Phase shift oscillator. R1C1, R2C2, and R3C3 each provide 60° of phase shift.
The phase shift oscillator of the figure above produces a sine wave output in the audio frequency range. Resistive feedback from the collector would be negative feedback due to 180° phasing (base to collector phase inversion). However, the three 60° RC phase shifters ( R1C1, R2C2, and R3C3) provide an additional 180° for a total of 360°. This in-phase feedback constitutes positive feedback. Oscillations result if transistor gain exceeds feedback network losses.
A varactor or variable capacitance diode with a nonlinear capacitance vs frequency characteristic distorts the applied sinewave f1 in the figure below, generating harmonics, f3.
Varactor diode, having a nonlinear capacitance vs voltage characteristic, serves in frequency multiplier.
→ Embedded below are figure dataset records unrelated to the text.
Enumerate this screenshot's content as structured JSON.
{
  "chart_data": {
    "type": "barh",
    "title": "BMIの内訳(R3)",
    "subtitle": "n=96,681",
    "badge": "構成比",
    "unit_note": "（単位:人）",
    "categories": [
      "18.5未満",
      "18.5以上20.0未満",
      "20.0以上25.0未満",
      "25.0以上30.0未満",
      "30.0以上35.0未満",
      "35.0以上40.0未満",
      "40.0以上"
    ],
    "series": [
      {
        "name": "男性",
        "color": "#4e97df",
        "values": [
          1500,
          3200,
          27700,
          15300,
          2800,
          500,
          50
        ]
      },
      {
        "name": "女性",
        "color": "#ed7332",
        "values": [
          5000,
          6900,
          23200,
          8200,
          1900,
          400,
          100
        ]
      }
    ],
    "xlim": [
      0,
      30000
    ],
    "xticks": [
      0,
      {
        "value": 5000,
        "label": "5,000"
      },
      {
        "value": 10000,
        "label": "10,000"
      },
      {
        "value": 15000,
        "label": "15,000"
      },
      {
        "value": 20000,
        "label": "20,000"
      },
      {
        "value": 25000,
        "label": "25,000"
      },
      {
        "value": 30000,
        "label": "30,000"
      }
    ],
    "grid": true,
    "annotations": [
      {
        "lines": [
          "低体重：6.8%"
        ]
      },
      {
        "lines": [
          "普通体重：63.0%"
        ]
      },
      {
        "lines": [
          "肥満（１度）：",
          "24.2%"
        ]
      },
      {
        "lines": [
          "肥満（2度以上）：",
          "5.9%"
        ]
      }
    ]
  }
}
The fundamental filter passes f1, blocking the harmonics from returning to the generator. The choke passes DC and blocks radio frequencies (RF) from entering the Vbias supply. The harmonic filter passes the desired harmonic, say the 3rd, to the output, f3. The capacitor at the bottom of the inductor is a large value, low reactance, to block DC but ground the inductor for RF. The varicap diode in parallel with the inductor constitutes a parallel resonant network. It is tuned to the desired harmonic. Note that the reverse bias, Vbias, is fixed. The varicap multiplier is primarily used to generate microwave signals which cannot be directly produced by oscillators. The lumped circuit representation in the figure above is actually stripline or waveguide sections. Frequencies up to hundreds of GHz may be produced by varactor multipliers.